After successfully proving its wireless power technology can recharge drones, Solace Power is embarking on the second phase of a development project with aircraft manufacturer Boeing.
But Kris McNeil, CEO of the Mount Pearl, NL, company, was quick to point out in an interview last week that the Boeing contract is only one of the projects that Solace is working on. The company is applying its wireless power technology to automobiles and various military and industrial functions.
Without a doubt, Solace Power so far is best known for the project it conducted with Seattle-based Boeing with the support of the federal government’s Industrial and Technological Benefits program.
Boeing reps came to Mount Pearl, a city southwest of St.
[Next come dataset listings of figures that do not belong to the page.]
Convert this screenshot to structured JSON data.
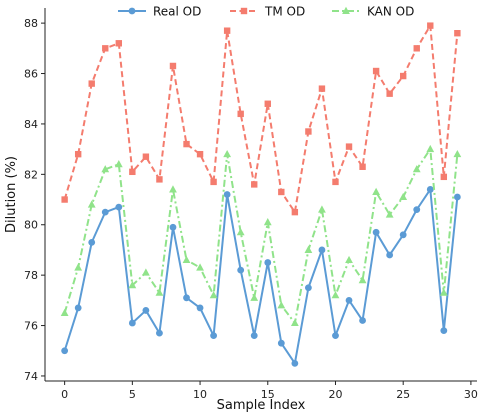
{
  "chart_data": {
    "type": "line",
    "title": "",
    "xlabel": "Sample Index",
    "ylabel": "Dilution (%)",
    "xlim": [
      -1.45,
      30.45
    ],
    "ylim": [
      73.8,
      88.6
    ],
    "xticks": [
      0,
      5,
      10,
      15,
      20,
      25,
      30
    ],
    "yticks": [
      74,
      76,
      78,
      80,
      82,
      84,
      86,
      88
    ],
    "grid": false,
    "legend_position": "top-center",
    "x": [
      0,
      1,
      2,
      3,
      4,
      5,
      6,
      7,
      8,
      9,
      10,
      11,
      12,
      13,
      14,
      15,
      16,
      17,
      18,
      19,
      20,
      21,
      22,
      23,
      24,
      25,
      26,
      27,
      28,
      29
    ],
    "series": [
      {
        "name": "Real OD",
        "color": "#5b9bd5",
        "linestyle": "solid",
        "marker": "circle",
        "values": [
          75.0,
          76.7,
          79.3,
          80.5,
          80.7,
          76.1,
          76.6,
          75.7,
          79.9,
          77.1,
          76.7,
          75.6,
          81.2,
          78.2,
          75.6,
          78.5,
          75.3,
          74.5,
          77.5,
          79.0,
          75.6,
          77.0,
          76.2,
          79.7,
          78.8,
          79.6,
          80.6,
          81.4,
          75.8,
          81.1
        ]
      },
      {
        "name": "TM OD",
        "color": "#f47c6e",
        "linestyle": "dashed",
        "marker": "square",
        "values": [
          81.0,
          82.8,
          85.6,
          87.0,
          87.2,
          82.1,
          82.7,
          81.8,
          86.3,
          83.2,
          82.8,
          81.7,
          87.7,
          84.4,
          81.6,
          84.8,
          81.3,
          80.5,
          83.7,
          85.4,
          81.7,
          83.1,
          82.3,
          86.1,
          85.2,
          85.9,
          87.0,
          87.9,
          81.9,
          87.6
        ]
      },
      {
        "name": "KAN OD",
        "color": "#90e38a",
        "linestyle": "dashdot",
        "marker": "triangle",
        "values": [
          76.5,
          78.3,
          80.8,
          82.2,
          82.4,
          77.6,
          78.1,
          77.3,
          81.4,
          78.6,
          78.3,
          77.2,
          82.8,
          79.7,
          77.1,
          80.1,
          76.8,
          76.1,
          79.0,
          80.6,
          77.2,
          78.6,
          77.8,
          81.3,
          80.4,
          81.1,
          82.2,
          83.0,
          77.3,
          82.8
        ]
      }
    ]
  }
}
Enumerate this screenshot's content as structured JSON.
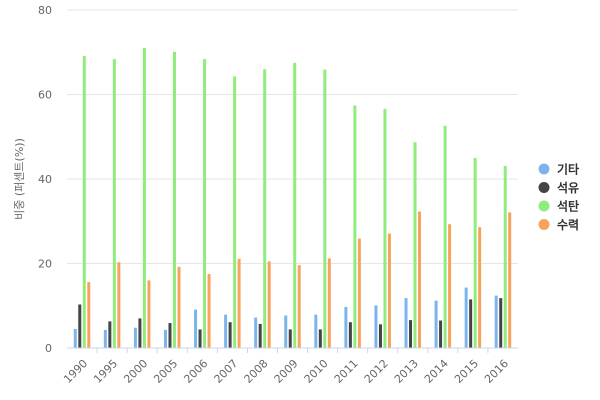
{
  "chart_data": {
    "type": "bar",
    "ylabel": "비중 (퍼센트(%))",
    "ylim": [
      0,
      80
    ],
    "yticks": [
      0,
      20,
      40,
      60,
      80
    ],
    "grid": true,
    "legend_position": "right",
    "categories": [
      "1990",
      "1995",
      "2000",
      "2005",
      "2006",
      "2007",
      "2008",
      "2009",
      "2010",
      "2011",
      "2012",
      "2013",
      "2014",
      "2015",
      "2016"
    ],
    "series": [
      {
        "name": "기타",
        "color": "#7cb5ec",
        "values": [
          4.5,
          4.3,
          4.8,
          4.3,
          9.1,
          7.9,
          7.2,
          7.7,
          7.9,
          9.7,
          10.1,
          11.8,
          11.2,
          14.3,
          12.4
        ]
      },
      {
        "name": "석유",
        "color": "#434348",
        "values": [
          10.3,
          6.3,
          7.0,
          5.9,
          4.4,
          6.1,
          5.7,
          4.4,
          4.4,
          6.1,
          5.6,
          6.6,
          6.5,
          11.5,
          11.8
        ]
      },
      {
        "name": "석탄",
        "color": "#90ed7d",
        "values": [
          69.1,
          68.4,
          71.0,
          70.1,
          68.4,
          64.3,
          66.0,
          67.5,
          65.9,
          57.4,
          56.6,
          48.7,
          52.6,
          45.0,
          43.1
        ]
      },
      {
        "name": "수력",
        "color": "#f7a35c",
        "values": [
          15.6,
          20.3,
          16.0,
          19.2,
          17.5,
          21.1,
          20.5,
          19.6,
          21.2,
          25.9,
          27.1,
          32.3,
          29.3,
          28.6,
          32.1
        ]
      }
    ]
  }
}
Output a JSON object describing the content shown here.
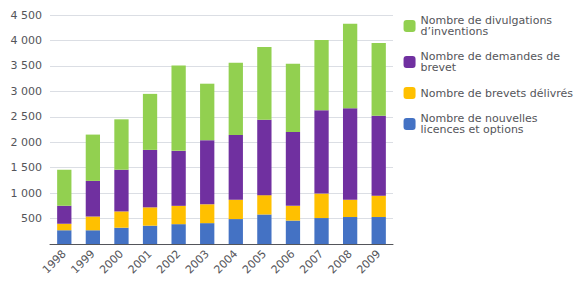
{
  "chart_data": {
    "type": "bar",
    "stacked": true,
    "categories": [
      "1998",
      "1999",
      "2000",
      "2001",
      "2002",
      "2003",
      "2004",
      "2005",
      "2006",
      "2007",
      "2008",
      "2009"
    ],
    "series": [
      {
        "name": "Nombre de nouvelles\nlicences et options",
        "color": "#4472C4",
        "values": [
          270,
          270,
          320,
          360,
          390,
          410,
          490,
          580,
          460,
          510,
          530,
          530
        ]
      },
      {
        "name": "Nombre de brevets délivrés",
        "color": "#FFC000",
        "values": [
          130,
          270,
          320,
          360,
          360,
          370,
          380,
          380,
          290,
          480,
          340,
          420
        ]
      },
      {
        "name": "Nombre de demandes de\nbrevet",
        "color": "#7030A0",
        "values": [
          350,
          700,
          820,
          1130,
          1080,
          1260,
          1270,
          1480,
          1450,
          1640,
          1800,
          1570
        ]
      },
      {
        "name": "Nombre de divulgations\nd’inventions",
        "color": "#92D050",
        "values": [
          710,
          910,
          990,
          1100,
          1680,
          1110,
          1420,
          1430,
          1340,
          1380,
          1660,
          1430
        ]
      }
    ],
    "ylim": [
      0,
      4500
    ],
    "yticks": [
      {
        "value": 0,
        "label": ""
      },
      500,
      {
        "value": 1000,
        "label": "1 000"
      },
      {
        "value": 1500,
        "label": "1 500"
      },
      {
        "value": 2000,
        "label": "2 000"
      },
      {
        "value": 2500,
        "label": "2 500"
      },
      {
        "value": 3000,
        "label": "3 000"
      },
      {
        "value": 3500,
        "label": "3 500"
      },
      {
        "value": 4000,
        "label": "4 000"
      },
      {
        "value": 4500,
        "label": "4 500"
      }
    ],
    "grid": true,
    "legend": "right"
  }
}
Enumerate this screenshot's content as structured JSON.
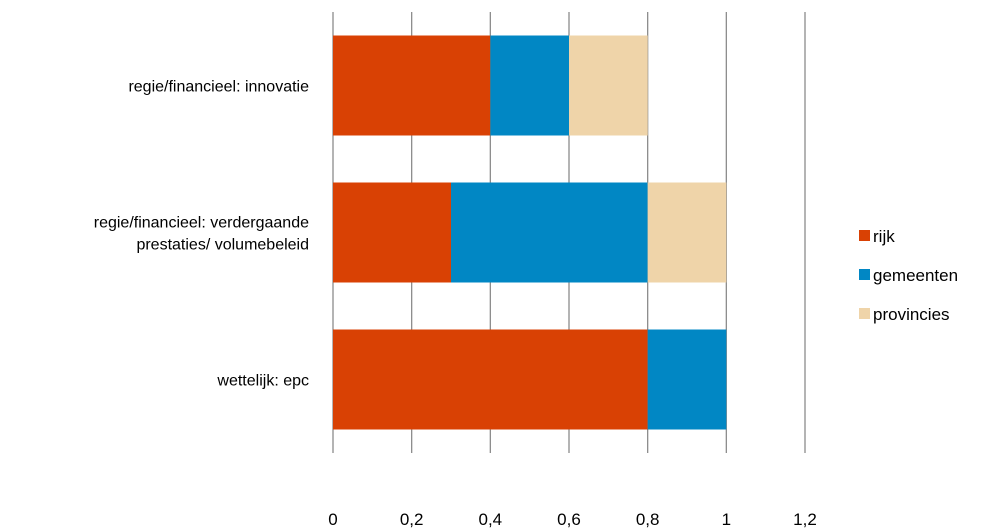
{
  "chart_data": {
    "type": "bar",
    "orientation": "horizontal",
    "stacked": true,
    "categories": [
      [
        "regie/financieel: innovatie"
      ],
      [
        "regie/financieel: verdergaande",
        "prestaties/ volumebeleid"
      ],
      [
        "wettelijk: epc"
      ]
    ],
    "series": [
      {
        "name": "rijk",
        "color": "#d94104",
        "values": [
          0.4,
          0.3,
          0.8
        ]
      },
      {
        "name": "gemeenten",
        "color": "#0187c4",
        "values": [
          0.2,
          0.5,
          0.2
        ]
      },
      {
        "name": "provincies",
        "color": "#efd4a9",
        "values": [
          0.2,
          0.2,
          0
        ]
      }
    ],
    "xlim": [
      0,
      1.2
    ],
    "x_ticks": [
      "0",
      "0,2",
      "0,4",
      "0,6",
      "0,8",
      "1",
      "1,2"
    ],
    "grid": true,
    "grid_color": "#8c8c8c",
    "legend_position": "right"
  }
}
John’s, to work with Solace on developing the project, then they both attended a demonstration session in Florida with the U.S. military. During the demo, a quadcopter’s battery recharged even though the vehicle was nine to 12 inches from the power source. The results were featured in the Silicon Valley tech publication TechCrunch, which included a video of the test.
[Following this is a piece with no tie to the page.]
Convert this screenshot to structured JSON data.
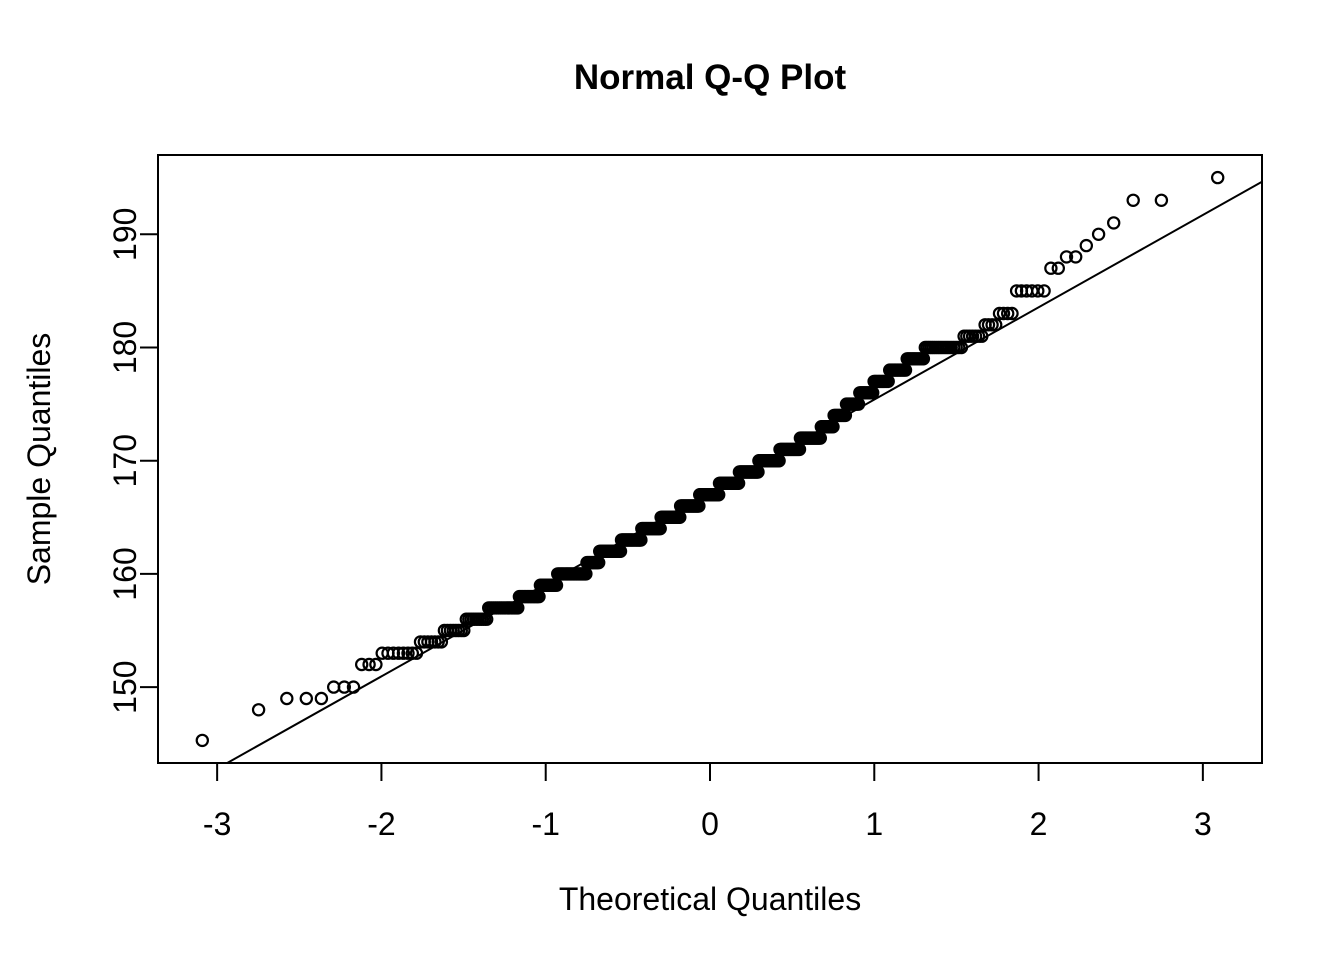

“The idea is that the unmanned drone can recharge its battery without a physical connection,” said McNeil. “It means the drone could in theory stay out in the field indefinitely.”
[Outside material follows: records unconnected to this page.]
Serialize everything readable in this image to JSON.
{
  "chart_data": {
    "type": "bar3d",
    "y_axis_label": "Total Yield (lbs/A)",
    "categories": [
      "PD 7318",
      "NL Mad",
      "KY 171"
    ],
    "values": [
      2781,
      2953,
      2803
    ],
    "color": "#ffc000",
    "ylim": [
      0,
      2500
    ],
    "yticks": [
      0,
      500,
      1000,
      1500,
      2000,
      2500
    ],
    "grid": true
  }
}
Solace Power was founded in 2007 with the goal of developing a technology to deliver electricity without power cords and batteries. While some in the field choose consumer applications such as recharging cell phones, Solace has focused mainly on industrial and automotive applications with a special emphasis on military uses.
The Solace system can be used to recharge a drone while it’s still in the air. McNeil said the advantage is that if there are windy conditions that could make a landing difficult, the drone would still be able to recharge and continue with its duties.
The technology can be used on mid-sized quadcopters, those weighing as much as five kilograms, which includes some used by the military.
“Solace's wireless power technology can bring real, tangible value to many of Boeing's products, and we look forward to working with them, and other industry-leading companies, to advance their business through technology innovations," Neil Chaulk, Solace’s Vice-President of Business Development, said in a statement.
Solace is less public about some of its other projects, but they’re no less interesting. It is working with a major North American car manufacturer, and with another customer that makes suits for bomb disposal personnel. These suits contain electronic devices, and there is a power cable to the helmet that limits mobility. Solace is working on a solution that would eliminate the cable.
Solace is moving forward on several fronts, and without providing details McNeil said the company this year is bringing in revenues for the first time. It now employs 15 people (all but one in Newfoundland), and will soon raise the staffing to more than 20.
The company, a graduate from the Genesis Centre at Memorial University, raised money from the First Angel Network in late 2012. Last year it raised more capital from existing investors, though McNeil declined to say how much. The company is considering another raise later this year.